My two sons have blessed us with seven grandchildren who, except for the oldest (almost 11) and the youngest (6 months), share their bedrooms with a least one sibling. Something they all like is a table and chairs in their room. The table offers a place for playing, having a snack and even doing homework. It's the same dynamic as a family sitting down to have dinner together. As the kids get older, practicality may demand that the table be replaced by desks. But when they are little, consider adding this communal item to their room.
More Than 2 Kids
If you have more than two children sharing a room, this ingenious arrangement of bunk beds is a terrific solution. Building them into the corner makes maximum use of the floor space, while adding the cubby at the head of each bed guarantees every child a private nook. Bookshelves add an important dimension while also providing a bit more separation between the beds — and thus between the children.
Space Constraints
If the shared bedroom is small, gain extra space by building up. Here a play loft has been created over the beds, adding considerably to the available area. It has the added perk of giving children an "away" space to go to if they want some time on their own. Let's just hope both kids don't want to use their away space at the same time, or they'll have a great opportunity to learn about conflict resolution.
If budget or space constraints demand that two children share one dresser, consider this imaginative solution. Painting an otherwise nondescript piece with chalkboard paint allows the drawers to be labeled for each child while easily accommodating changes. Benjamin Moore offers explicit instructions on how to work with chalkboard paint.
When They Need Desks
And then there are the desks, which seem more necessary then ever these days. I am astounded by how much homework my three first-grade grandchildren have. Memory certainly dims, but I'm adamant that my sons' homework load was nowhere near what their children are bringing home. (OK, maybe they just never did theirs, but that's beside the point.)

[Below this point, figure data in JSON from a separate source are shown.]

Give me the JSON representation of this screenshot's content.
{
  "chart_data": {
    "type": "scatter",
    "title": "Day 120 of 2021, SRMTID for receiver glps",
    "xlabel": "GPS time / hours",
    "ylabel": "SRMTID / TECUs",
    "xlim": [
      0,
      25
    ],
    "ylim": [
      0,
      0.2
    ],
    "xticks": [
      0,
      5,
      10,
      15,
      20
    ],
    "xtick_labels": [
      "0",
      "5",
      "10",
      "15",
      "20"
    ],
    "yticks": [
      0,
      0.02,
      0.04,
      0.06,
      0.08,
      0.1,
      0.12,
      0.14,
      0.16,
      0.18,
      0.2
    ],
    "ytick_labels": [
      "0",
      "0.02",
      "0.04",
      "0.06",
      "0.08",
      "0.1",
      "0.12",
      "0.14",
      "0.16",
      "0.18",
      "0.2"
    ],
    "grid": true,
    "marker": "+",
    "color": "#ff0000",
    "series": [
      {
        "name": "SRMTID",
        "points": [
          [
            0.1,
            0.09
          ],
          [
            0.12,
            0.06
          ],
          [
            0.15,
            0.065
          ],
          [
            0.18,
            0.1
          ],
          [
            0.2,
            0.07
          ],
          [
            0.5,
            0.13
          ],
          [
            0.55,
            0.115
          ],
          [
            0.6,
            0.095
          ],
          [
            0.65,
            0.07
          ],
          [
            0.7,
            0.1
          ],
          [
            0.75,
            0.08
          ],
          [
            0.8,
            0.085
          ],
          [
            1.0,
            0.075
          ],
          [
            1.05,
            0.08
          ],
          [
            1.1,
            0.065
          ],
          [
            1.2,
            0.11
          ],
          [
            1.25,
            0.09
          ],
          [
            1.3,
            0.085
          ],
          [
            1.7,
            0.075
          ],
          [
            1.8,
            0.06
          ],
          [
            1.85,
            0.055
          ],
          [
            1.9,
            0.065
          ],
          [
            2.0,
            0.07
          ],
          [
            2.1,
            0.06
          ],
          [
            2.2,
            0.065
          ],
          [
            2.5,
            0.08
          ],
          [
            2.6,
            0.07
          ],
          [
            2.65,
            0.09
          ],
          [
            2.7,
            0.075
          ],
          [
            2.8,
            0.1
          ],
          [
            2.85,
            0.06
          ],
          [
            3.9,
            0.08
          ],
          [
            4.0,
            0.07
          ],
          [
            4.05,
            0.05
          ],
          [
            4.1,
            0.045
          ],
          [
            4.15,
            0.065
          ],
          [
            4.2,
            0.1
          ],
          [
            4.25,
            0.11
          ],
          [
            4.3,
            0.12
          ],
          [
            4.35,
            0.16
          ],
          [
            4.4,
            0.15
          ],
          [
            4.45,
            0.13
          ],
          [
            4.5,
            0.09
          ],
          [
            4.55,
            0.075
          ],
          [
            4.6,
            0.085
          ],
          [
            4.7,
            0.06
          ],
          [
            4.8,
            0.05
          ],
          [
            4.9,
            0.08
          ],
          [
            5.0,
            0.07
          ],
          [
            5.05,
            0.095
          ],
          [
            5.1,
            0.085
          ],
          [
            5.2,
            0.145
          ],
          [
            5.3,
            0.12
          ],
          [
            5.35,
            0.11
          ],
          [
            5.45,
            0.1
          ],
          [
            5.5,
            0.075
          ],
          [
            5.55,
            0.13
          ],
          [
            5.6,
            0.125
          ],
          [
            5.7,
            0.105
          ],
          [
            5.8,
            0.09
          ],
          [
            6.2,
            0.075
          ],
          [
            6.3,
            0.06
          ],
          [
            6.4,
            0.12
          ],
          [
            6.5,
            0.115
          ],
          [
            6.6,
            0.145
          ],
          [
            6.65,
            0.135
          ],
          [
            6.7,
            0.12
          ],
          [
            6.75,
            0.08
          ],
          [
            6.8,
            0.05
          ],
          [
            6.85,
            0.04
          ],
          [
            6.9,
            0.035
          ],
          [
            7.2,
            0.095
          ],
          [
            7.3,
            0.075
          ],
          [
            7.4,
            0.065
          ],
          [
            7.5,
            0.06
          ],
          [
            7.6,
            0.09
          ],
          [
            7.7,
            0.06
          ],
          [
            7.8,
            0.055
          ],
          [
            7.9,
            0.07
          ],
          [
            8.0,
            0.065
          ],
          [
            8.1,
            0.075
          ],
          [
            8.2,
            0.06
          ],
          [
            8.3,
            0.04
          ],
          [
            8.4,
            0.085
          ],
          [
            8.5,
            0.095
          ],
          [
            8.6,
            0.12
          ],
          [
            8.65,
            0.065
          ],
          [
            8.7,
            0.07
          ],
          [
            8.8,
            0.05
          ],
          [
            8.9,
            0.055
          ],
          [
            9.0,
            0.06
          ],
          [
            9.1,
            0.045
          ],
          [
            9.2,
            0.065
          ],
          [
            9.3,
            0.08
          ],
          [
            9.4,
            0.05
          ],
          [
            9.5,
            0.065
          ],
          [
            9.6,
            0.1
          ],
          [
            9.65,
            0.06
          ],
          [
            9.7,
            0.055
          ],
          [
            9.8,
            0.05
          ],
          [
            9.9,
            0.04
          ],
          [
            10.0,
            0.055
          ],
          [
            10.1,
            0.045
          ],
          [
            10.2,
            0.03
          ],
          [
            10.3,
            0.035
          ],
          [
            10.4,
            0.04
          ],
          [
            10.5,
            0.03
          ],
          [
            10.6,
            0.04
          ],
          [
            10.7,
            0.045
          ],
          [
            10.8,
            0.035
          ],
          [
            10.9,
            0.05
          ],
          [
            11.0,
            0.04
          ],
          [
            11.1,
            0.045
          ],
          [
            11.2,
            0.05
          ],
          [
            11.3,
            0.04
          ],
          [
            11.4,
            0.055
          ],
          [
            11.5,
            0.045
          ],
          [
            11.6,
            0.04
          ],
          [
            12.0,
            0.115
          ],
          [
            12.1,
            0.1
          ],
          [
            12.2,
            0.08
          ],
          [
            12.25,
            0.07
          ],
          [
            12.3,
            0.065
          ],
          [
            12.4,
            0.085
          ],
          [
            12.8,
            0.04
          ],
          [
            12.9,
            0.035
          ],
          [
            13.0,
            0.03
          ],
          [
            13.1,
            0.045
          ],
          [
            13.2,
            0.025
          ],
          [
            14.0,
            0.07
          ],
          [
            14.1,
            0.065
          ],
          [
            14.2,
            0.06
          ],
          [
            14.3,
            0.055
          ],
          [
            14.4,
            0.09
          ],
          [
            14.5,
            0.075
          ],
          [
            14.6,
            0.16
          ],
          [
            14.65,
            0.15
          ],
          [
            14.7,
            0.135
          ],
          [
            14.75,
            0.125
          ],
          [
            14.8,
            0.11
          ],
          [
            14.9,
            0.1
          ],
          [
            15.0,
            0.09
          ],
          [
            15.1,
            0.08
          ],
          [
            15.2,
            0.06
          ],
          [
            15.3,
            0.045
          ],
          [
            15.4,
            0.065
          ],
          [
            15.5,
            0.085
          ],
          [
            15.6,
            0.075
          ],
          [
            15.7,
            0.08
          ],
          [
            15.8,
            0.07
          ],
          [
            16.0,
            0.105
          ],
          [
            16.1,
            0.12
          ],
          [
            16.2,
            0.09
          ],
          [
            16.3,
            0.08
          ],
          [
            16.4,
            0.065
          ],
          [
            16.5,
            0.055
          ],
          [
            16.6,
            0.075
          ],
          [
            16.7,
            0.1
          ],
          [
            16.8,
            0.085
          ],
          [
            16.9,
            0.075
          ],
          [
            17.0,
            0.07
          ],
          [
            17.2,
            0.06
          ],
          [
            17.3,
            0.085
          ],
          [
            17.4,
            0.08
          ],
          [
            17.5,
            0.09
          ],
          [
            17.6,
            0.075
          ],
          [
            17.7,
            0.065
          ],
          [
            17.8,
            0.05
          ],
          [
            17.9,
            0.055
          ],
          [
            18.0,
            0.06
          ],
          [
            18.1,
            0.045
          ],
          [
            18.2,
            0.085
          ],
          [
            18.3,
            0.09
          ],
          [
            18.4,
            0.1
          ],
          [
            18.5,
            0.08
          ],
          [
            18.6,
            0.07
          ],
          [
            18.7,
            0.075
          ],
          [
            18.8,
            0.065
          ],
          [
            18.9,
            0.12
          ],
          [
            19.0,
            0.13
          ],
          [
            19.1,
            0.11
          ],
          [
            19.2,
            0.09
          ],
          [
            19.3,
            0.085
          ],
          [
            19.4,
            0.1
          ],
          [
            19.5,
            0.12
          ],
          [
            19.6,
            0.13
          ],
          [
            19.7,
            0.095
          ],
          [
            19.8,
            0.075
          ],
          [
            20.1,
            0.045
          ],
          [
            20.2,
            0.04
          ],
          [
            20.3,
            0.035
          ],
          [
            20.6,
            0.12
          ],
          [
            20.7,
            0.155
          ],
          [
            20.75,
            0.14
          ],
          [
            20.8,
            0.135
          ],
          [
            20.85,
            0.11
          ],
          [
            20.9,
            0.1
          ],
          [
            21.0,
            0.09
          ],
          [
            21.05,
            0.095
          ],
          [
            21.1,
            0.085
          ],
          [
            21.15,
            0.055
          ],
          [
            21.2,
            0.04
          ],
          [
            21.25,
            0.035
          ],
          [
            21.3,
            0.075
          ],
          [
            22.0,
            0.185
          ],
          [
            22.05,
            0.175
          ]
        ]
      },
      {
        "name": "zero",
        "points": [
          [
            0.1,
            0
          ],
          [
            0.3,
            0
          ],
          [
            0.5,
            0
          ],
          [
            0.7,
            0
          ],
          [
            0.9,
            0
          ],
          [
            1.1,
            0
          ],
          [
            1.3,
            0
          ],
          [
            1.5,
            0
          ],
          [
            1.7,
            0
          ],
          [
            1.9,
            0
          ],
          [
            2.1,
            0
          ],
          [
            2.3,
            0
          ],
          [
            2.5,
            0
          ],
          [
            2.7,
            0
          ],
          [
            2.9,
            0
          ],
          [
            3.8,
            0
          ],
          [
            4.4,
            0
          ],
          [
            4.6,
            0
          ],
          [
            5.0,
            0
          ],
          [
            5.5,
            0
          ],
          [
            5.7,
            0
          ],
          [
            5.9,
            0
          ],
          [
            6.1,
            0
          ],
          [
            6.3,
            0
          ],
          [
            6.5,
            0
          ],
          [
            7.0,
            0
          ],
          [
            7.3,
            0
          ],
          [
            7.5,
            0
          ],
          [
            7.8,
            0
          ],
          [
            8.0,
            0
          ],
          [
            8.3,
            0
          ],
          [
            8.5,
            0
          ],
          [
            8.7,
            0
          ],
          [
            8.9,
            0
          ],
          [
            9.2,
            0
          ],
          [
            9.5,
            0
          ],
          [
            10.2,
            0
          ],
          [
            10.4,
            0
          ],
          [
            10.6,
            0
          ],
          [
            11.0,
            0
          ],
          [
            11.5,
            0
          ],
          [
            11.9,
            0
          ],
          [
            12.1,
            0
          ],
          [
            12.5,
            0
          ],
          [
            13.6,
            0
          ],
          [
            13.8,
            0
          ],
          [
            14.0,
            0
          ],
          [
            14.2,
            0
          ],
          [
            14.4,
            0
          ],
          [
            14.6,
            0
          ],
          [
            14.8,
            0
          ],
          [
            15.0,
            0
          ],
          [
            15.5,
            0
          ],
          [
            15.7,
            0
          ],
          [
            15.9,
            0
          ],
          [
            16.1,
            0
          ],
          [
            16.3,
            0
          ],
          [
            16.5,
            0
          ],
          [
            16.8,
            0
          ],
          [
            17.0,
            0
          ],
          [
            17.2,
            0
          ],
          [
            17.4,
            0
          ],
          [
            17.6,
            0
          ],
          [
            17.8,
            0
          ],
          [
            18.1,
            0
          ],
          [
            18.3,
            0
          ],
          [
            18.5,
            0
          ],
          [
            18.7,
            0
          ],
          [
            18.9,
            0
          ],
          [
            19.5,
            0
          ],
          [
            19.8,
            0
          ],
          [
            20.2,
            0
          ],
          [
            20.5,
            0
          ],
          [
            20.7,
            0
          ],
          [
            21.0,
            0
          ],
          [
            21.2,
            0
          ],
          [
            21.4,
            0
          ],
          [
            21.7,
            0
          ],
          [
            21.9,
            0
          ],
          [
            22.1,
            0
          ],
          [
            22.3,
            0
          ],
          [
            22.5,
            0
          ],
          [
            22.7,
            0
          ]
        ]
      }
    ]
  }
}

The twins would joyously embrace this desk arrangement, with its two identical chairs and shared workspace. GatorGrid metal pegboards, hung over a desk like this, are a versatile and child-friendly solution to storage and display needs, and the color choices are awesome.
If your kids like their own desk areas, take one entire wall and insert a dresser or storage piece between the individual desks. This is a particularly good solution If you have a long, narrow room. You can decorate the desks similarly or trick them out to each child's individual taste.